While the protests involved some neo-Nazis, they were primarily tapping the anger of disillusioned people from all walks of life.

While some anti-vax protesters use democratic slogans (such as “My body my right”) to try and get their point across, others, such as those who tried to infiltrate the Aboriginal Tent Embassy in Canberra, have declared they are a part of the Trumpian “Sovereign Citizen Movement”.

Some on the left have written the anti-vax crowd off as far-right and organised counter-protests to shame them. There is a tactical question of how effective it is to call for them to be shut down. It also has to factor in how to calibrate workplace health and safety with individual rights.

A lot of this movement’s funding has come from the deep-pocketed Craig Kelly and the United Australia Party (UAP). The involvement of the evangelical Christian right helps explain some of its migrant working-class composition.

We all know people who have been, or are, suckered in to believing that by not taking a life-saving vaccine they are fighting an oppressive system. This is misguided, but it is also true that they are not all fascists.

The organised far right, including its UAP parliamentary wing, wants to expand its influence by tapping into legitimate grievances for which the left needs to be offering solutions.

Working people and their unions need to mobilise to reject the populist anti-vaccine movement’s non-solutions and demand the necessary public health funding and financial safety nets.

We also need to demand the federal government helps poorer countries with vaccinations. Apart from global solidarity reasons, we know that new variants of the virus will develop in those parts of the globe that are not fully vaccinated.

The pandemic is a global problem, but the neoliberals in charge are prepared to ignore this. Meanwhile, Cuba’s record on public health stands out. It has achieved an astonishing 90% vaccination rate — without mandates — and in the face of the punishing decades-long US blockade.

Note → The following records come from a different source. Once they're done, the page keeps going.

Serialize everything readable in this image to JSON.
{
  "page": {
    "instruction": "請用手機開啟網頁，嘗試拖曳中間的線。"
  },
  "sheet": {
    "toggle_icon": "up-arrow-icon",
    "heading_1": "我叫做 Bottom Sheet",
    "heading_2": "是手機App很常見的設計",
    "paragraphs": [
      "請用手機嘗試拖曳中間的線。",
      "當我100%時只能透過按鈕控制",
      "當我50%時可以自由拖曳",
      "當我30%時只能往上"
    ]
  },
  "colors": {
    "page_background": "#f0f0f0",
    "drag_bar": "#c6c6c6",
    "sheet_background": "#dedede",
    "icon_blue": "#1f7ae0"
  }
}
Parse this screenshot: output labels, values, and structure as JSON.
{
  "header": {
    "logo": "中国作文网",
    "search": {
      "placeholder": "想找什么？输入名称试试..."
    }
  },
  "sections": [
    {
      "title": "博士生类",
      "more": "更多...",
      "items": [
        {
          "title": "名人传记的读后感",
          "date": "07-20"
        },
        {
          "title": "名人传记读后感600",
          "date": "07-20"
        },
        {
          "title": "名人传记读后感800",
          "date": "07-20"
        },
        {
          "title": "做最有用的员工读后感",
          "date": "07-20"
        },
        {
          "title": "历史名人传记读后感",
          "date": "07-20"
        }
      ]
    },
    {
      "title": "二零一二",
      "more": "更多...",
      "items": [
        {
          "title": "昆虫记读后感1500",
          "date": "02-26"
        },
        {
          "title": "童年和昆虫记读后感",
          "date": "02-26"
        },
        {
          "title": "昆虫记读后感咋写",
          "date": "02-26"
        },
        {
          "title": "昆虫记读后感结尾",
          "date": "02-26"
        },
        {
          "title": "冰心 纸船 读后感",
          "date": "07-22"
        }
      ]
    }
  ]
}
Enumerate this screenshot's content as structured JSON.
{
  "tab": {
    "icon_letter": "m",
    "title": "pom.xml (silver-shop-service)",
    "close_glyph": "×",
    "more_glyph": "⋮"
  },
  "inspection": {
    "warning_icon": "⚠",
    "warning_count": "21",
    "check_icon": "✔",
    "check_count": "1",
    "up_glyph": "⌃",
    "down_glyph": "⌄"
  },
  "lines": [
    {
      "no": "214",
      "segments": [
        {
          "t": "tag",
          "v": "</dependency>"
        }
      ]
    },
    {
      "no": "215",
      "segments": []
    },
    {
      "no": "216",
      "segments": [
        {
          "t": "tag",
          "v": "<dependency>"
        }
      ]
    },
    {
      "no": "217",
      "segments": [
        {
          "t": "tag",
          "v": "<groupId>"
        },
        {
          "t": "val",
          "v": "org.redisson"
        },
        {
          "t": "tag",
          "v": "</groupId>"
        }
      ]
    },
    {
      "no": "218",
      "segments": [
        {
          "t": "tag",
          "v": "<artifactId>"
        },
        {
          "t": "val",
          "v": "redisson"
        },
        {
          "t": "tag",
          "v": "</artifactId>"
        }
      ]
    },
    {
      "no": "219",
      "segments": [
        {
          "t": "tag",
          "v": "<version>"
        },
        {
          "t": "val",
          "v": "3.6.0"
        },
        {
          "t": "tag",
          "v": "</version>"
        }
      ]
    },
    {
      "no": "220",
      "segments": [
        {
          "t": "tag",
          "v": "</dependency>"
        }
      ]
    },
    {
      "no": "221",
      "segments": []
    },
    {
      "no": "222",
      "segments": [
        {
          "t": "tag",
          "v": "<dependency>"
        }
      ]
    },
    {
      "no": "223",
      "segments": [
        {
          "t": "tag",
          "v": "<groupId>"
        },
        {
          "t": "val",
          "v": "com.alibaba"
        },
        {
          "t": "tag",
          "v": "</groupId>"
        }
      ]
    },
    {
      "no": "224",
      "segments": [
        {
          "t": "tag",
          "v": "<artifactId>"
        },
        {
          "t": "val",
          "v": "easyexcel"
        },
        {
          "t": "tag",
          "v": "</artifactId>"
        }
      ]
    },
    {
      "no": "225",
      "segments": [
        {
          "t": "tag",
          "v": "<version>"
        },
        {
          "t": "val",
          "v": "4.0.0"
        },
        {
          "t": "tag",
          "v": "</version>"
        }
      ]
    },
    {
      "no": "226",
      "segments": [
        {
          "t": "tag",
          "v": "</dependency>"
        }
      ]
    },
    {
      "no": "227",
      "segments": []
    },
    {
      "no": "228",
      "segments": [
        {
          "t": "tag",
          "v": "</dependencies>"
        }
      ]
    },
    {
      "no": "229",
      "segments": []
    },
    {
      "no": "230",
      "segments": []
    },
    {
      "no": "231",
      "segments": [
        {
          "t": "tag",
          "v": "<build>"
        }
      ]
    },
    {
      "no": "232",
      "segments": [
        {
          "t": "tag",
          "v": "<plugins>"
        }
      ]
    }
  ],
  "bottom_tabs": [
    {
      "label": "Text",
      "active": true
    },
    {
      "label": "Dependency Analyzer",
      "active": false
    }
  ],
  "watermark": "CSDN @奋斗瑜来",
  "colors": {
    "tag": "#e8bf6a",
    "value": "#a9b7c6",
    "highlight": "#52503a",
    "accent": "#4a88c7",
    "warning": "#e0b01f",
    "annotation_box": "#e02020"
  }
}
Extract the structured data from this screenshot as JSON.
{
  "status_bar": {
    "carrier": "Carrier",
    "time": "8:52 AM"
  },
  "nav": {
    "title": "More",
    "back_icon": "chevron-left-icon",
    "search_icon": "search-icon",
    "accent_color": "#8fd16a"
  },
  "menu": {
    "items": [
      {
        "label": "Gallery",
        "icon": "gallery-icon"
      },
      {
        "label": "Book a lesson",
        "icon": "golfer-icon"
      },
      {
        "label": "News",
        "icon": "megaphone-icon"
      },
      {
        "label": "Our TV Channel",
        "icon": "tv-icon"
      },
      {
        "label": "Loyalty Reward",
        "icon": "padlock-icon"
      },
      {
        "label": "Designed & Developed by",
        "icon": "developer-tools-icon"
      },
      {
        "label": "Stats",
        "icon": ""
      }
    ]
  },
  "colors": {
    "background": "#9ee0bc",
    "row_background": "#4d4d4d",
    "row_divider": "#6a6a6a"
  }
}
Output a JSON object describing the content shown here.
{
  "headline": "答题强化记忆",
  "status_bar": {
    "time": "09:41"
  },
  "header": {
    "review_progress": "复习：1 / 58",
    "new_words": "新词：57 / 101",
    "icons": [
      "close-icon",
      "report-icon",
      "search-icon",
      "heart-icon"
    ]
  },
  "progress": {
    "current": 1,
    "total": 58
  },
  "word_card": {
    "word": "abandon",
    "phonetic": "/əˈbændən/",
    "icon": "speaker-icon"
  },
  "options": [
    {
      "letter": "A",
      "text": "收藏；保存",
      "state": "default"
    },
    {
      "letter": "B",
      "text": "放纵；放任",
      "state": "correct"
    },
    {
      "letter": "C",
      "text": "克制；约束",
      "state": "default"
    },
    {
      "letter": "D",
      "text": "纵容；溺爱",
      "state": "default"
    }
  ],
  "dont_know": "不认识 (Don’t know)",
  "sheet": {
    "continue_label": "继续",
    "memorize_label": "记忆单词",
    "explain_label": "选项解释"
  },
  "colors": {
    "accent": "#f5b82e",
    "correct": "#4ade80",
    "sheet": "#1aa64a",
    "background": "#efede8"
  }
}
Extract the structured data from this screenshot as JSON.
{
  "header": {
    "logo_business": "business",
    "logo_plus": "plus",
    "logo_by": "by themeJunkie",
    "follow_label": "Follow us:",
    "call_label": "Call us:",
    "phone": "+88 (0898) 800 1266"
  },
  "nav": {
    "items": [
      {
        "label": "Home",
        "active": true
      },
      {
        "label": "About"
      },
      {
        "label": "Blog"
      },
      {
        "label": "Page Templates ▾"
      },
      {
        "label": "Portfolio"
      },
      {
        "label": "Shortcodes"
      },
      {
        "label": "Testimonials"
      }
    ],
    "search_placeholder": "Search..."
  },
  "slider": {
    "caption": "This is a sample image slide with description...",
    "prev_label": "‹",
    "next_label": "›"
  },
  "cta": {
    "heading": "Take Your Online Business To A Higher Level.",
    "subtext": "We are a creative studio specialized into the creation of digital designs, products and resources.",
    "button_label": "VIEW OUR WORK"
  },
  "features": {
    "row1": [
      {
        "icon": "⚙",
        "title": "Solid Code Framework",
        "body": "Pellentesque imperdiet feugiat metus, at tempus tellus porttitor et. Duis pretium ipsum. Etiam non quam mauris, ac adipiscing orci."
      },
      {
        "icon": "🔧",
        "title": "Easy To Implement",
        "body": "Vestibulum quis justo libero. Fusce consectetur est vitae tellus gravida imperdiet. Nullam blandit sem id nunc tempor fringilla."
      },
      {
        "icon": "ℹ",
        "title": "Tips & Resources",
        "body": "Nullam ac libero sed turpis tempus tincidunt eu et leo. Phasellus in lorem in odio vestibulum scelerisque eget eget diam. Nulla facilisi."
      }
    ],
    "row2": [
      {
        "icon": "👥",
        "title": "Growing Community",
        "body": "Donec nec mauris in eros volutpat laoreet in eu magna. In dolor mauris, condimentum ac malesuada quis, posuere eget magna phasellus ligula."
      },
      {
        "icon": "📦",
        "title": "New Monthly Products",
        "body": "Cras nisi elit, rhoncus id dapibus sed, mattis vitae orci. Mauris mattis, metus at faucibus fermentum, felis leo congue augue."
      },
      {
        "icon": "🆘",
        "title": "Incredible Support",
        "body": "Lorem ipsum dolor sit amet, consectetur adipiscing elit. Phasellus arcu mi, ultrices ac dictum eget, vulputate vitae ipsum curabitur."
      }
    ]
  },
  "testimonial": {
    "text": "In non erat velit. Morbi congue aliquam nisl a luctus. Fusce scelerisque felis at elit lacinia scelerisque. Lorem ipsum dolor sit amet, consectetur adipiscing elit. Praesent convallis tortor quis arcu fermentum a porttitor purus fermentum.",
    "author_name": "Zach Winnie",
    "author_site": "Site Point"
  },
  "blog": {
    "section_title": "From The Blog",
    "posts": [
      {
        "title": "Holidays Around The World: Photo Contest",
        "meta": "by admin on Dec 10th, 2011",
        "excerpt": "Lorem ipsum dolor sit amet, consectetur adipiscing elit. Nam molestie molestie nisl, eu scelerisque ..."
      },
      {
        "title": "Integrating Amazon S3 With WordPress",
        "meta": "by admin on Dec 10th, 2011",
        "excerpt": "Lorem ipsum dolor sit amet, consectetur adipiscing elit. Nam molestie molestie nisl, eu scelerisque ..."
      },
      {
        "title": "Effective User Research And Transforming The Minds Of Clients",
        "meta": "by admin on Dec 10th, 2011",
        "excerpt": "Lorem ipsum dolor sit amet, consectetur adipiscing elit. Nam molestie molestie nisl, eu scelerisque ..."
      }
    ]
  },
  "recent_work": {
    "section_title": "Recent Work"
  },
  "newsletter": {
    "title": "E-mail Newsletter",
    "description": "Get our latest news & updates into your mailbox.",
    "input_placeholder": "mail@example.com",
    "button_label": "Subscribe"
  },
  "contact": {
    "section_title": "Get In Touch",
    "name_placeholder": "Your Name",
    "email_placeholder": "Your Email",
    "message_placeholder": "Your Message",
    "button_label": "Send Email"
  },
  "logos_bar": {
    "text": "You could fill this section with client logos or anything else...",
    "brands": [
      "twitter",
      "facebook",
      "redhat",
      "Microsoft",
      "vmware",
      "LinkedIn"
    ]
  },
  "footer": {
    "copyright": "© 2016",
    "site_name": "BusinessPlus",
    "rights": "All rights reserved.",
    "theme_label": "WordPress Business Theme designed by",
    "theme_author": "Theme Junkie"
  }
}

Mounting campaigns to undercut the right’s simplistic and populist “solutions” would re-engage a lot of people. Our demands need to include: free, locally manufactured RAT; sick leave for all positive cases no matter people’s work status or industry; restore the full Coronavirus supplement to JobSeeker and provide income support to all who have to isolate; and manufacture vaccines here and provide them free to the region.

[Felix Dance is standing for the Victorian Senate. This article is based on a presentation he gave to the 16th National Conference of the Socialist Alliance.]